For learning purposes, SQLite is the easiest to get started with — it's a single file, no server needed. PostgreSQL is the best choice when you want to graduate to production work — its official tutorial covers dialect specifics and advanced features.

You can format and pretty-print your SQL queries using our SQL Formatter tool, which makes long queries much easier to read and review. If you're working with data that came from a spreadsheet, CSV to JSON can help you reshape it before importing.

For a deeper dive into how databases actually execute your queries, check out Understanding Database Indexes — it's essential reading once your tables grow past a few thousand rows.

SQL is one of those skills that compounds. The more you write it, the more naturally you think in sets and relations. Start with simple SELECT queries, add JOINs when you're comfortable, and you'll be writing useful real-world queries within a day of practice.

FAQ

What's the right first SQL database to learn on?

SQLite. It's a single file, no server to install, no permissions to configure. Comes built-in with Python, Ruby, and macOS; trivially installable elsewhere. The SQL dialect is close enough to PostgreSQL and MySQL that you'll port skills cleanly. Once you're comfortable with SELECT, JOIN, and aggregates in SQLite, switching to PostgreSQL takes a few hours of dialect adjustment.

Should I learn ORM (Prisma, Drizzle, SQLAlchemy) or raw SQL first?
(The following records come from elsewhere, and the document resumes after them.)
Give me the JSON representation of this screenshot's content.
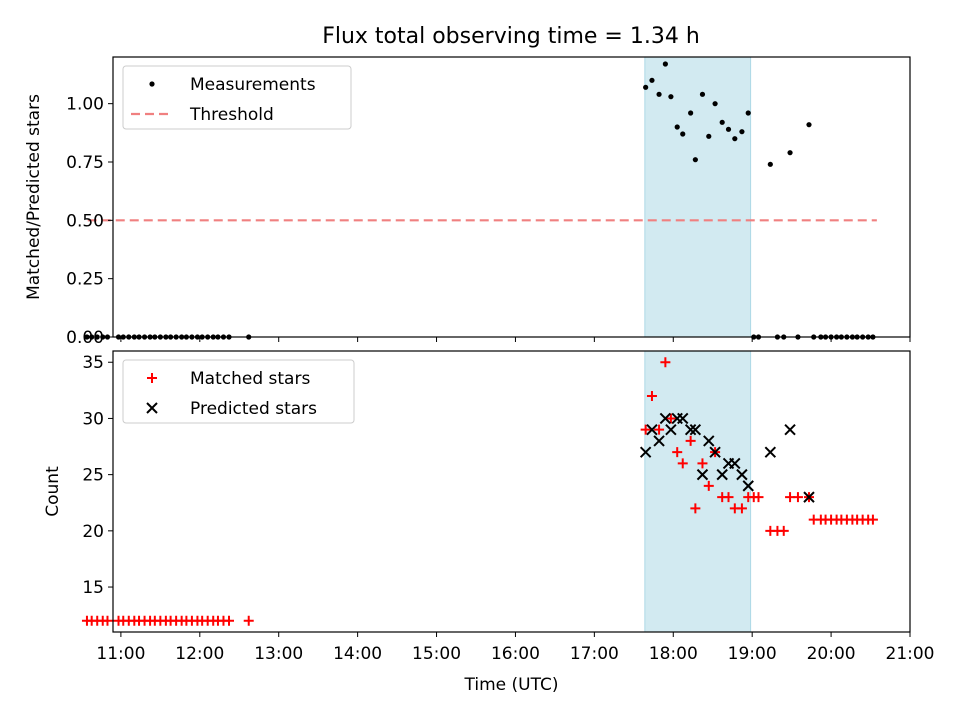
{
  "title": "Flux total observing time = 1.34 h",
  "chart_data": [
    {
      "type": "scatter",
      "ylabel": "Matched/Predicted stars",
      "xlabel": "",
      "xlim": [
        10.9,
        21.0
      ],
      "ylim": [
        0.0,
        1.2
      ],
      "yticks": [
        "0.00",
        "0.25",
        "0.50",
        "0.75",
        "1.00"
      ],
      "ytick_values": [
        0,
        0.25,
        0.5,
        0.75,
        1.0
      ],
      "shaded_region": {
        "x_start": 17.64,
        "x_end": 18.98,
        "color": "#add8e6"
      },
      "legend": {
        "placement": "top-left",
        "entries": [
          "Measurements",
          "Threshold"
        ]
      },
      "threshold": {
        "name": "Threshold",
        "x_start": 10.58,
        "x_end": 20.58,
        "y": 0.5,
        "color": "#f08080"
      },
      "series": [
        {
          "name": "Measurements",
          "color": "#000000",
          "points": [
            [
              10.57,
              0
            ],
            [
              10.63,
              0
            ],
            [
              10.7,
              0
            ],
            [
              10.77,
              0
            ],
            [
              10.83,
              0
            ],
            [
              10.97,
              0
            ],
            [
              11.03,
              0
            ],
            [
              11.1,
              0
            ],
            [
              11.17,
              0
            ],
            [
              11.23,
              0
            ],
            [
              11.3,
              0
            ],
            [
              11.37,
              0
            ],
            [
              11.43,
              0
            ],
            [
              11.5,
              0
            ],
            [
              11.57,
              0
            ],
            [
              11.63,
              0
            ],
            [
              11.7,
              0
            ],
            [
              11.77,
              0
            ],
            [
              11.83,
              0
            ],
            [
              11.9,
              0
            ],
            [
              11.97,
              0
            ],
            [
              12.03,
              0
            ],
            [
              12.1,
              0
            ],
            [
              12.17,
              0
            ],
            [
              12.23,
              0
            ],
            [
              12.3,
              0
            ],
            [
              12.37,
              0
            ],
            [
              12.62,
              0
            ],
            [
              17.65,
              1.07
            ],
            [
              17.73,
              1.1
            ],
            [
              17.82,
              1.04
            ],
            [
              17.9,
              1.17
            ],
            [
              17.97,
              1.03
            ],
            [
              18.05,
              0.9
            ],
            [
              18.12,
              0.87
            ],
            [
              18.22,
              0.96
            ],
            [
              18.28,
              0.76
            ],
            [
              18.37,
              1.04
            ],
            [
              18.45,
              0.86
            ],
            [
              18.53,
              1.0
            ],
            [
              18.62,
              0.92
            ],
            [
              18.7,
              0.89
            ],
            [
              18.78,
              0.85
            ],
            [
              18.87,
              0.88
            ],
            [
              18.95,
              0.96
            ],
            [
              19.02,
              0
            ],
            [
              19.08,
              0
            ],
            [
              19.23,
              0.74
            ],
            [
              19.32,
              0
            ],
            [
              19.4,
              0
            ],
            [
              19.48,
              0.79
            ],
            [
              19.58,
              0
            ],
            [
              19.72,
              0.91
            ],
            [
              19.78,
              0
            ],
            [
              19.87,
              0
            ],
            [
              19.93,
              0
            ],
            [
              20.0,
              0
            ],
            [
              20.07,
              0
            ],
            [
              20.13,
              0
            ],
            [
              20.2,
              0
            ],
            [
              20.27,
              0
            ],
            [
              20.33,
              0
            ],
            [
              20.4,
              0
            ],
            [
              20.47,
              0
            ],
            [
              20.53,
              0
            ]
          ]
        }
      ]
    },
    {
      "type": "scatter",
      "ylabel": "Count",
      "xlabel": "Time (UTC)",
      "xlim": [
        10.9,
        21.0
      ],
      "ylim": [
        11.0,
        36.0
      ],
      "yticks": [
        "15",
        "20",
        "25",
        "30",
        "35"
      ],
      "ytick_values": [
        15,
        20,
        25,
        30,
        35
      ],
      "xticks": [
        "11:00",
        "12:00",
        "13:00",
        "14:00",
        "15:00",
        "16:00",
        "17:00",
        "18:00",
        "19:00",
        "20:00",
        "21:00"
      ],
      "xtick_values": [
        11,
        12,
        13,
        14,
        15,
        16,
        17,
        18,
        19,
        20,
        21
      ],
      "shaded_region": {
        "x_start": 17.64,
        "x_end": 18.98,
        "color": "#add8e6"
      },
      "legend": {
        "placement": "top-left",
        "entries": [
          "Matched stars",
          "Predicted stars"
        ]
      },
      "series": [
        {
          "name": "Matched stars",
          "color": "#ff0000",
          "marker": "plus",
          "points": [
            [
              10.57,
              12
            ],
            [
              10.63,
              12
            ],
            [
              10.7,
              12
            ],
            [
              10.77,
              12
            ],
            [
              10.83,
              12
            ],
            [
              10.97,
              12
            ],
            [
              11.03,
              12
            ],
            [
              11.1,
              12
            ],
            [
              11.17,
              12
            ],
            [
              11.23,
              12
            ],
            [
              11.3,
              12
            ],
            [
              11.37,
              12
            ],
            [
              11.43,
              12
            ],
            [
              11.5,
              12
            ],
            [
              11.57,
              12
            ],
            [
              11.63,
              12
            ],
            [
              11.7,
              12
            ],
            [
              11.77,
              12
            ],
            [
              11.83,
              12
            ],
            [
              11.9,
              12
            ],
            [
              11.97,
              12
            ],
            [
              12.03,
              12
            ],
            [
              12.1,
              12
            ],
            [
              12.17,
              12
            ],
            [
              12.23,
              12
            ],
            [
              12.3,
              12
            ],
            [
              12.37,
              12
            ],
            [
              12.62,
              12
            ],
            [
              17.65,
              29
            ],
            [
              17.73,
              32
            ],
            [
              17.82,
              29
            ],
            [
              17.9,
              35
            ],
            [
              17.97,
              30
            ],
            [
              18.05,
              27
            ],
            [
              18.12,
              26
            ],
            [
              18.22,
              28
            ],
            [
              18.28,
              22
            ],
            [
              18.37,
              26
            ],
            [
              18.45,
              24
            ],
            [
              18.53,
              27
            ],
            [
              18.62,
              23
            ],
            [
              18.7,
              23
            ],
            [
              18.78,
              22
            ],
            [
              18.87,
              22
            ],
            [
              18.95,
              23
            ],
            [
              19.02,
              23
            ],
            [
              19.08,
              23
            ],
            [
              19.23,
              20
            ],
            [
              19.32,
              20
            ],
            [
              19.4,
              20
            ],
            [
              19.48,
              23
            ],
            [
              19.58,
              23
            ],
            [
              19.72,
              23
            ],
            [
              19.78,
              21
            ],
            [
              19.87,
              21
            ],
            [
              19.93,
              21
            ],
            [
              20.0,
              21
            ],
            [
              20.07,
              21
            ],
            [
              20.13,
              21
            ],
            [
              20.2,
              21
            ],
            [
              20.27,
              21
            ],
            [
              20.33,
              21
            ],
            [
              20.4,
              21
            ],
            [
              20.47,
              21
            ],
            [
              20.53,
              21
            ]
          ]
        },
        {
          "name": "Predicted stars",
          "color": "#000000",
          "marker": "x",
          "points": [
            [
              17.65,
              27
            ],
            [
              17.73,
              29
            ],
            [
              17.82,
              28
            ],
            [
              17.9,
              30
            ],
            [
              17.97,
              29
            ],
            [
              18.05,
              30
            ],
            [
              18.12,
              30
            ],
            [
              18.22,
              29
            ],
            [
              18.28,
              29
            ],
            [
              18.37,
              25
            ],
            [
              18.45,
              28
            ],
            [
              18.53,
              27
            ],
            [
              18.62,
              25
            ],
            [
              18.7,
              26
            ],
            [
              18.78,
              26
            ],
            [
              18.87,
              25
            ],
            [
              18.95,
              24
            ],
            [
              19.23,
              27
            ],
            [
              19.48,
              29
            ],
            [
              19.72,
              23
            ]
          ]
        }
      ]
    }
  ]
}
Raw SQL first. ORMs hide the query plan and make it easy to write code that issues 100 queries when 1 would do (the N+1 problem). Once you understand what SQL the database is running, ORMs become productivity tools instead of black boxes. The strongest backend developers know both — write the SQL by hand for complex analytics; use the ORM for boring CRUD.

What's the difference between WHERE and HAVING?

WHERE filters rows before any aggregation happens; HAVING filters after GROUP BY aggregation. You can't use aggregate functions like COUNT(*) or SUM() in WHERE because the aggregate doesn't exist yet at that point in query execution. Pattern: use WHERE for row-level filters (status = 'paid'), HAVING for aggregate-level filters (COUNT(*) > 10).

When does a JOIN beat a subquery and vice versa?

JOINs usually beat subqueries on performance because the planner can optimize them more aggressively (hash joins, merge joins, parallelism). Subqueries are often clearer for "find rows where X has any matching Y" patterns, and the optimizer can sometimes flatten them into joins automatically. For correlated subqueries (subquery references outer query columns), JOINs are almost always faster.

What's a window function and when do I need one?

Window functions let you compute a value across a "window" of rows related to the current row, without collapsing them via GROUP BY. Examples: running totals, ranking, moving averages, percentiles. Syntax: SUM(amount) OVER (PARTITION BY user_id ORDER BY date). They're indispensable for analytics queries — "rank users by total spend within their country" is trivial with RANK() OVER, ugly without.

Why doesn't `WHERE column = NULL` work?

Because NULL means "unknown," and "is unknown equal to unknown?" returns NULL (not true), so the row doesn't match. SQL has three-valued logic: TRUE, FALSE, and NULL. To check for null, use IS NULL or IS NOT NULL. Same applies to <> — WHERE column <> 'foo' excludes rows where column is NULL, which is often surprising. The fix is WHERE column <> 'foo' OR column IS NULL.

How do I avoid SQL injection?

Use parameterized queries (also called prepared statements) — never concatenate user input into SQL strings. In Node: pg.query('SELECT * FROM users WHERE id = $1', [userId]). In Python: cursor.execute('SELECT * FROM users WHERE id = %s', (user_id,)). The placeholder syntax differs by driver but the principle is the same: SQL and data travel separately, so no input can become executable SQL. ORMs do this for you automatically.

When should I add an index?

When you have a column you frequently filter or join on, and the table is large enough that scanning every row hurts. Indexes have a cost (slower writes, more disk space), so don't index every column. Common patterns: index foreign keys, index columns in WHERE and ORDER BY clauses, index columns used in JOIN conditions. Use EXPLAIN (or EXPLAIN ANALYZE in Postgres) to see what indexes the planner is using and where seq scans appear.